Tuesday, August 22, 2006

"Memo to Self"

(AFP/Paul J. Richards)
"Don't say these aren't times of joy and then make fun of some dudes seersucker suit. It'll bite you in the ass. Might make 'em ask hard qweschen"

"These aren't joyous times," Bush said, reflecting on the situation in Iraq. "These are challenging times. And they're difficult times. And they're straining the -- the psyche of our country. I understand that."

And yet Bush found plenty of time to poke fun at members of the press corps.

The prime object of his teasing was seersucker-clad Cox News Service reporter Ken Herman, who has covered Bush since they both worked in Texas.

But Herman returned the favor with a grilling:

"A lot of the consequences you mentioned for pulling out seem like maybe they never would have been there if we hadn't gone in. How do you square all of that?" Herman asked, when his turn came around.

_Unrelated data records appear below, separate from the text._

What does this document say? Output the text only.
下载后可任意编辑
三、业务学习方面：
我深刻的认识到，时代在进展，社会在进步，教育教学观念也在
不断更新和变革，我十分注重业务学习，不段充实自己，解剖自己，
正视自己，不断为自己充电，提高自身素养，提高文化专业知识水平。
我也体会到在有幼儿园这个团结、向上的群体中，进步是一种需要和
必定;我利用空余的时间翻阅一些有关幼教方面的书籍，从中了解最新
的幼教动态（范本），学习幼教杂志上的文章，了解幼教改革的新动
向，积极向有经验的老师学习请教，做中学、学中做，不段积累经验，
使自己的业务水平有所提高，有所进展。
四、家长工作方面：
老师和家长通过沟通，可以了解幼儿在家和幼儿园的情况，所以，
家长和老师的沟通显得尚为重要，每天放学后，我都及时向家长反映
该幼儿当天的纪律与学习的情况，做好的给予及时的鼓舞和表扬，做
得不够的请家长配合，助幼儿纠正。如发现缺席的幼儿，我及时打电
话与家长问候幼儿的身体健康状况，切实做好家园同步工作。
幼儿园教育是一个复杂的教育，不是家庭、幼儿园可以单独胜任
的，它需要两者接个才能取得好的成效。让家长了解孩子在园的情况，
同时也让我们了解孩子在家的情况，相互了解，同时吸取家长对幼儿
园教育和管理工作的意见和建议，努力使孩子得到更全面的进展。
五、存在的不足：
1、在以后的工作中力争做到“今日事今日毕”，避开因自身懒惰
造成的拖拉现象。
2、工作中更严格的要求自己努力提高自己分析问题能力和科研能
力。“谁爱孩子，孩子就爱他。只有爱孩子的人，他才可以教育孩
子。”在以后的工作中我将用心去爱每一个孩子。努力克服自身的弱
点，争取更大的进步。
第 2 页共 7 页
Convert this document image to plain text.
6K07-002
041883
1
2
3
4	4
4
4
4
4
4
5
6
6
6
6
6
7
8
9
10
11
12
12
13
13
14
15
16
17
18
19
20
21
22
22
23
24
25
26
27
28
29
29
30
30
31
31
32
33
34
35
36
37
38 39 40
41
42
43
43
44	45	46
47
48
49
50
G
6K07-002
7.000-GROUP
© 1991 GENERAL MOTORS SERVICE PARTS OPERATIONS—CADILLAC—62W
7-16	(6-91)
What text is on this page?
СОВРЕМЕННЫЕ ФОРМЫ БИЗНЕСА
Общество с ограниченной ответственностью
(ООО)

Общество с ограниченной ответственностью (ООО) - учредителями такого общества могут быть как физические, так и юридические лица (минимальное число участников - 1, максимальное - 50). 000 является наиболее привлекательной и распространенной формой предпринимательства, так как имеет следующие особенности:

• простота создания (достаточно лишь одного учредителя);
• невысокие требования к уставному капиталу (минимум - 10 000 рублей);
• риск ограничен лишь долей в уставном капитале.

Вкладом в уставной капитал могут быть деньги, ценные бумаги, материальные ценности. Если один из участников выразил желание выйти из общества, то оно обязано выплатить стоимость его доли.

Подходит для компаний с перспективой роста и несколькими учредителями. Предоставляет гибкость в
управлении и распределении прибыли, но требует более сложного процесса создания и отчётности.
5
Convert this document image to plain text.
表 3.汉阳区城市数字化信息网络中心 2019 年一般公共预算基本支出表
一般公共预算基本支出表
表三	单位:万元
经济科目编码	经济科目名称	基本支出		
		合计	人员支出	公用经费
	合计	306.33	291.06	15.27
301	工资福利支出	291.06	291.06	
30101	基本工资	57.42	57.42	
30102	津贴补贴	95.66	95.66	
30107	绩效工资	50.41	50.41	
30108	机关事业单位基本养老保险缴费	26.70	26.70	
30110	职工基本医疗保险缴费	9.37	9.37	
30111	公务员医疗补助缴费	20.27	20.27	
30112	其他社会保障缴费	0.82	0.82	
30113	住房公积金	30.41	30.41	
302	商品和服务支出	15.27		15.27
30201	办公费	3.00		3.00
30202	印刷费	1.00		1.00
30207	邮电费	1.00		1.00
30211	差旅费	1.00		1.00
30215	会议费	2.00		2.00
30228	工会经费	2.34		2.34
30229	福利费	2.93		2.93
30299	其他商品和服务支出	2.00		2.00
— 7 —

Bush: "I square it because imagine a world in which you had Saddam Hussein, who had the capacity to make a weapon of mass destruction, who was paying suiciders to kill innocent life, who had relations with Zarqawi. Imagine what the world would be like with him in power. The idea is to try to help change the Middle East. . . .

"You know, I've heard this theory about, you know, everything was just fine until we arrived and -- you know, the stir-up-the-hornet's- nest theory. It just doesn't hold water, as far as I'm concerned. The terrorists attacked us and killed 3,000 of our citizens before we started the freedom agenda in the Middle East. They were. . . . "

Herman: "What did Iraq have to do with that?"

Bush: "What did Iraq have to do with what?"

Herman: "The attacks upon the World Trade Center?"

Bush: "Nothing.
Except for it's part of -- and nobody's ever suggested in this administration that Saddam Hussein ordered the attack. Iraq was a -- Iraq -- the lesson of September the 11th is: Take threats before they fully materialize, Ken. . . .

"I fully believe it was the right decision to remove Saddam Hussein, and I fully believe the world is better off without him. Now the question is: How do we succeed in Iraq?"